The same anti‐poverty strategy has been followed by policymakers in the United States for decades: create more government programs and spend as much money as possible. The result has been little visible improvement in the lives of America’s poorest citizens. Instead of curing the disease, government policy based on transfer programs has focused on ameliorating the symptoms, and has largely failed to do even that.
“Over the years, I have come to believe that the issue is not as simple as some of my previous work may have portrayed it,” Tanner writes. “To the degree that I have previously portrayed poverty issues as government welfare versus pulling yourself up by your bootstraps, I was wrong. Any successful fight against poverty must deal with deeper issues, including those of race, gender, and class in America.” But instead of the usual progressive prescription for ever more spending on failed programs, he explores how bad laws and policies conspire to consign millions of Americans to a life of impoverishment.

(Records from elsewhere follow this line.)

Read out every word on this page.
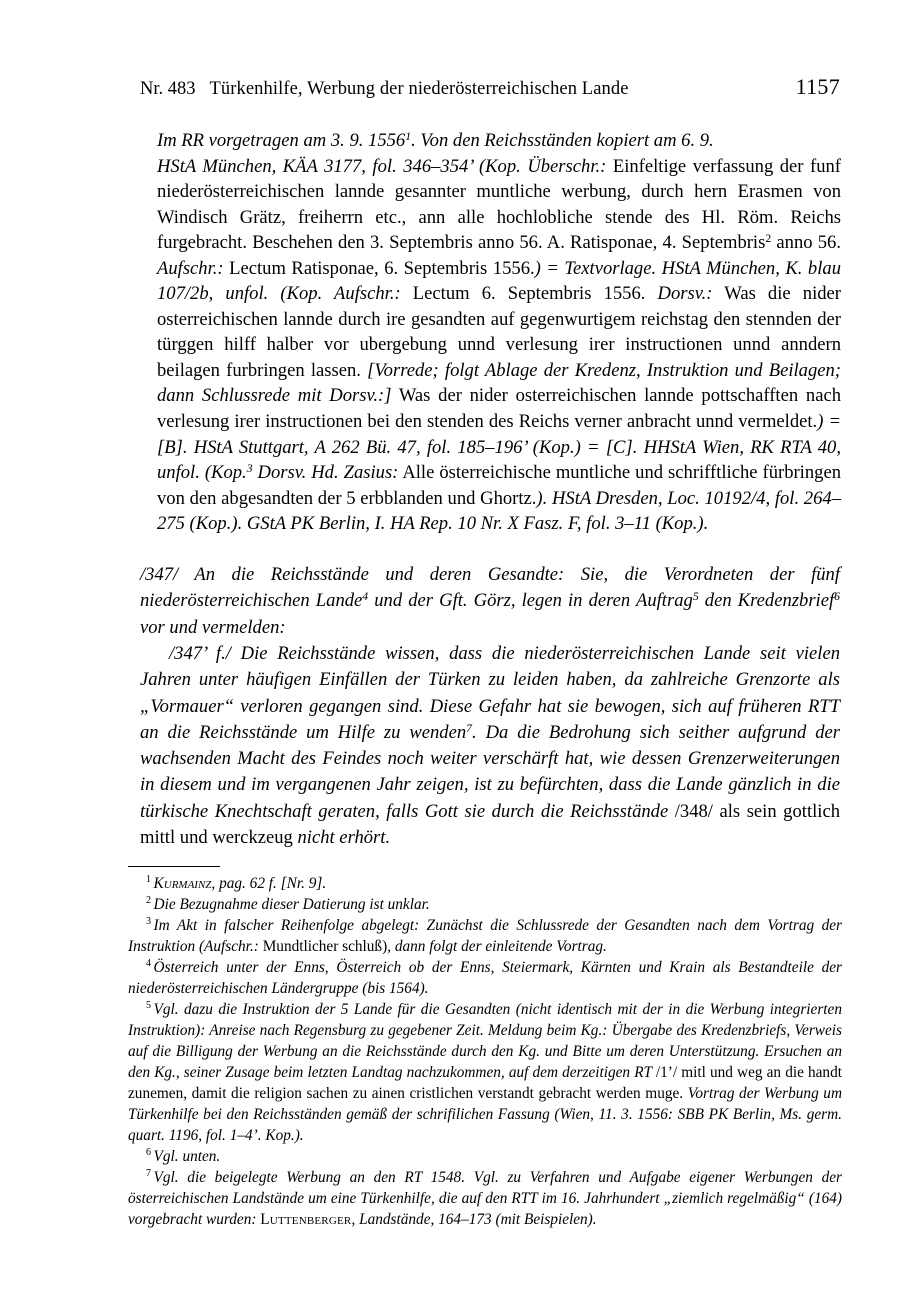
Nr. 483 Türkenhilfe, Werbung der niederösterreichischen Lande	1157
Im RR vorgetragen am 3. 9. 1556$^1$. Von den Reichsständen kopiert am 6. 9.
HStA München, KÄA 3177, fol. 346–354’ (Kop. Überschr.: Einfeltige verfassung der funf niederösterreichischen lannde gesannter muntliche werbung, durch hern Erasmen von Windisch Grätz, freiherrn etc., ann alle hochlobliche stende des Hl. Röm. Reichs furgebracht. Beschehen den 3. Septembris anno 56. A. Ratisponae, 4. Septembris$^2$ anno 56. Aufschr.: Lectum Ratisponae, 6. Septembris 1556.) = Textvorlage. HStA München, K. blau 107/2b, unfol. (Kop. Aufschr.: Lectum 6. Septembris 1556. Dorsv.: Was die nider osterreichischen lannde durch ire gesandten auf gegenwurtigem reichstag den stennden der türggen hilff halber vor ubergebung unnd verlesung irer instructionen unnd anndern beilagen furbringen lassen. [Vorrede; folgt Ablage der Kredenz, Instruktion und Beilagen; dann Schlussrede mit Dorsv.:] Was der nider osterreichischen lannde pottschafften nach verlesung irer instructionen bei den stenden des Reichs verner anbracht unnd vermeldet.) = [B]. HStA Stuttgart, A 262 Bü. 47, fol. 185–196’ (Kop.) = [C]. HHStA Wien, RK RTA 40, unfol. (Kop.$^3$ Dorsv. Hd. Zasius: Alle österreichische muntliche und schrifftliche fürbringen von den abgesandten der 5 erbblanden und Ghortz.). HStA Dresden, Loc. 10192/4, fol. 264–275 (Kop.). GStA PK Berlin, I. HA Rep. 10 Nr. X Fasz. F, fol. 3–11 (Kop.).
/347/ An die Reichsstände und deren Gesandte: Sie, die Verordneten der fünf niederösterreichischen Lande$^4$ und der Gft. Görz, legen in deren Auftrag$^5$ den Kredenzbrief$^6$ vor und vermelden:
/347’ f./ Die Reichsstände wissen, dass die niederösterreichischen Lande seit vielen Jahren unter häufigen Einfällen der Türken zu leiden haben, da zahlreiche Grenzorte als „Vormauer“ verloren gegangen sind. Diese Gefahr hat sie bewogen, sich auf früheren RTT an die Reichsstände um Hilfe zu wenden$^7$. Da die Bedrohung sich seither aufgrund der wachsenden Macht des Feindes noch weiter verschärft hat, wie dessen Grenzerweiterungen in diesem und im vergangenen Jahr zeigen, ist zu befürchten, dass die Lande gänzlich in die türkische Knechtschaft geraten, falls Gott sie durch die Reichsstände /348/ als sein gottlich mittl und werckzeug nicht erhört.

$^1$ Kurmainz, pag. 62 f. [Nr. 9].

$^2$ Die Bezugnahme dieser Datierung ist unklar.

$^3$ Im Akt in falscher Reihenfolge abgelegt: Zunächst die Schlussrede der Gesandten nach dem Vortrag der Instruktion (Aufschr.: Mundtlicher schluß), dann folgt der einleitende Vortrag.

$^4$ Österreich unter der Enns, Österreich ob der Enns, Steiermark, Kärnten und Krain als Bestandteile der niederösterreichischen Ländergruppe (bis 1564).

$^5$ Vgl. dazu die Instruktion der 5 Lande für die Gesandten (nicht identisch mit der in die Werbung integrierten Instruktion): Anreise nach Regensburg zu gegebener Zeit. Meldung beim Kg.: Übergabe des Kredenzbriefs, Verweis auf die Billigung der Werbung an die Reichsstände durch den Kg. und Bitte um deren Unterstützung. Ersuchen an den Kg., seiner Zusage beim letzten Landtag nachzukommen, auf dem derzeitigen RT /1’/ mitl und weg an die handt zunemen, damit die religion sachen zu ainen cristlichen verstandt gebracht werden muge. Vortrag der Werbung um Türkenhilfe bei den Reichsständen gemäß der schrifilichen Fassung (Wien, 11. 3. 1556: SBB PK Berlin, Ms. germ. quart. 1196, fol. 1–4’. Kop.).

$^6$ Vgl. unten.

$^7$ Vgl. die beigelegte Werbung an den RT 1548. Vgl. zu Verfahren und Aufgabe eigener Werbungen der österreichischen Landstände um eine Türkenhilfe, die auf den RTT im 16. Jahrhundert „ziemlich regelmäßig“ (164) vorgebracht wurden: Luttenberger, Landstände, 164–173 (mit Beispielen).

Tanner lays out a detailed road map to a better anti‐poverty agenda: curtailing the destructive war on drugs, reforming the criminal justice system, overhauling education to give more control and choice to parents, bringing down housing costs, demolishing barriers that keep the poor away from key financial services, and making economic growth more inclusive through efforts like occupational licensing reform.
The answer is not redistribution but rather eliminating the barriers government has erected that keep people trapped in the cycle of poverty. Instead of judging anti‐poverty efforts by their intentions, Tanner offers a framework to judge them by their results, while sharing a genuine compassion for the plight of those left behind by the current system.